John Foreman in, Data Smart: Using Data Science to Transform Information into Insight works towards a A Workable Definition of Data Science, which is definitely an excellent read.

Screen Shot 2016-06-09 at 1.07.21 PM

To an extent, data science is synonymous with or related to terms like business analytics, operations research, business intelligence, competitive intelligence, data analysis and modeling, and knowledge extraction (also called knowledge discovery in databases or KDD). It’s just a new spin on something that people have been doing for a long time.

There’s been a shift in technology since the heyday of those other terms. Advancements in hardware and software have made it easy and inexpensive to collect, store, and analyze large amounts of data whether that be sales and marketing data, HTTP requests from your website, customer support data, and so on. Small businesses and nonprofits can now engage in the kind of analytics that were previously the purview of large enterprises. Of course, while data science is used as a catch-all buzzword for analytics today, data science is most often associated with data mining techniques such as artificial intelligence, clustering, and outlier detection. Thanks to the cheap technology-enabled proliferation of transactional business data, these computational techniques have gained a foothold in business in recent years where previously they were too cumbersome to use in production settings.
In this book, I’m going to take a broad view of data science.
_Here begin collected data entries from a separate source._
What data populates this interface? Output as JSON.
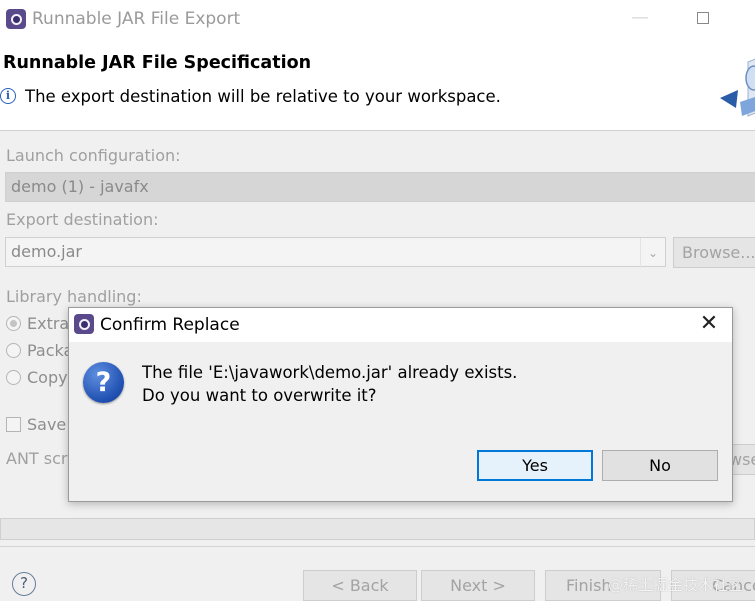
{
  "window": {
    "title": "Runnable JAR File Export",
    "minimize_glyph": "—"
  },
  "header": {
    "title": "Runnable JAR File Specification",
    "info_message": "The export destination will be relative to your workspace."
  },
  "form": {
    "launch_config_label": "Launch configuration:",
    "launch_config_value": "demo (1) - javafx",
    "export_dest_label": "Export destination:",
    "export_dest_value": "demo.jar",
    "browse_label": "Browse...",
    "library_label": "Library handling:",
    "library_options": [
      {
        "label": "Extra",
        "selected": true
      },
      {
        "label": "Packa",
        "selected": false
      },
      {
        "label": "Copy",
        "selected": false
      }
    ],
    "save_label": "Save",
    "ant_label": "ANT scr",
    "ant_browse_fragment": "wse"
  },
  "footer": {
    "back_label": "< Back",
    "next_label": "Next >",
    "finish_label": "Finish",
    "cancel_label": "Cancel",
    "watermark": "@稀土掘金技术社区"
  },
  "dialog": {
    "title": "Confirm Replace",
    "message_line1": "The file 'E:\\javawork\\demo.jar' already exists.",
    "message_line2": "Do you want to overwrite it?",
    "yes_label": "Yes",
    "no_label": "No",
    "close_glyph": "✕",
    "question_glyph": "?"
  },
  "colors": {
    "accent": "#0078d7",
    "disabled_text": "#a0a0a0",
    "question_icon": "#1f4fb0"
  }
}
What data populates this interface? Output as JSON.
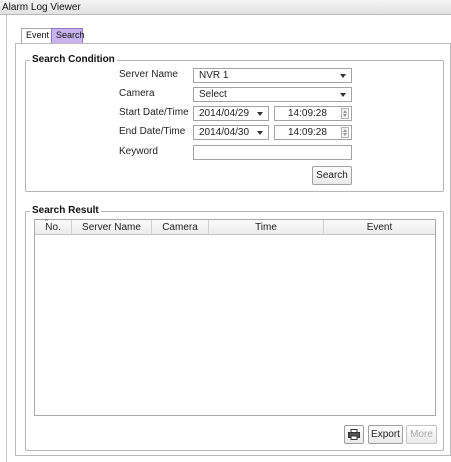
{
  "window": {
    "title": "Alarm Log Viewer"
  },
  "tabs": [
    {
      "label": "Event",
      "active": false
    },
    {
      "label": "Search",
      "active": true
    }
  ],
  "search_condition": {
    "legend": "Search Condition",
    "server_name": {
      "label": "Server Name",
      "value": "NVR 1"
    },
    "camera": {
      "label": "Camera",
      "value": "Select"
    },
    "start": {
      "label": "Start Date/Time",
      "date": "2014/04/29",
      "time": "14:09:28"
    },
    "end": {
      "label": "End Date/Time",
      "date": "2014/04/30",
      "time": "14:09:28"
    },
    "keyword": {
      "label": "Keyword",
      "value": ""
    },
    "search_button": "Search"
  },
  "search_result": {
    "legend": "Search Result",
    "columns": [
      "No.",
      "Server Name",
      "Camera",
      "Time",
      "Event"
    ],
    "rows": []
  },
  "footer": {
    "print_icon": "printer-icon",
    "export_button": "Export",
    "more_button": "More"
  },
  "colors": {
    "active_tab": "#c8b3ef",
    "border": "#b5b5b5"
  }
}
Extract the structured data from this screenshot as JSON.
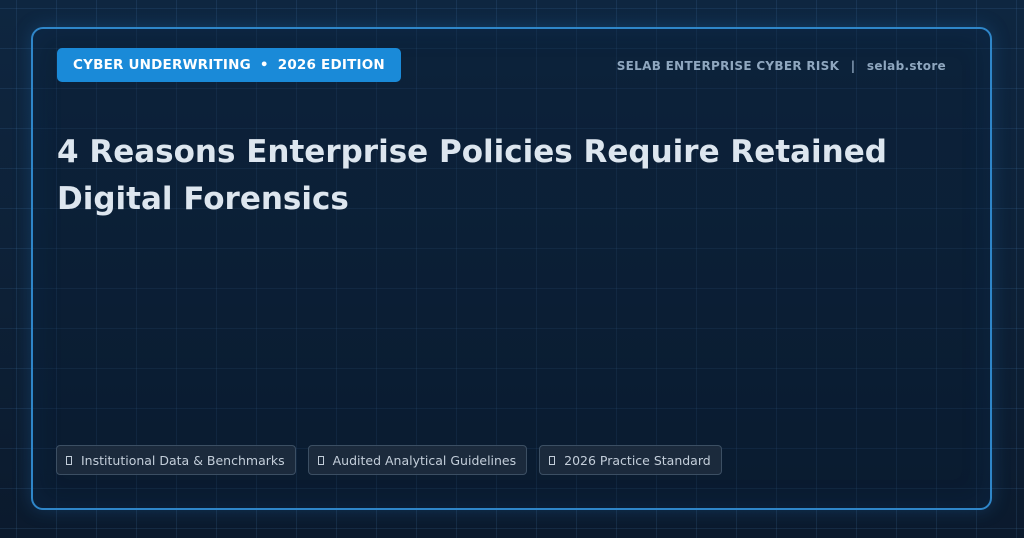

Here’s the definition I’ll work from:

Data science is the transformation of data using mathematics and statistics into valuable insights, decisions, and products.

This is a business-centric definition. It’s about a usable and valuable end product derived from data. Why? Because I’m not in this for research purposes or because I think data has aesthetic merit. I do data science to help my organization function better and create value; if you’re reading this, I suspect you’re after something similar.

With that definition in mind, this book will cover mainstay analytics techniques such as optimization, forecasting, and simulation, as well as more “hot” topics such as artificial intelligence, network graphs, clustering, and outlier detection.

Some of these techniques are as old as World War II. Others were introduced in the last 5 years. And you’ll see that age has no bearing on difficulty or usefulness. All these techniques—whether or not they’re currently the rage—are equally useful in the right business context.

And that’s why you need to understand how they work, how to choose the right technique for the right problem, and how to prototype with them. There are a lot of folks out  there who understand one or two of these techniques, but the rest aren’t on their radar. If all I had in my toolbox was a hammer, I’d probably try to solve every problem by smacking it real hard. Not unlike my two-year-old.

Better to have a few other tools at your disposal.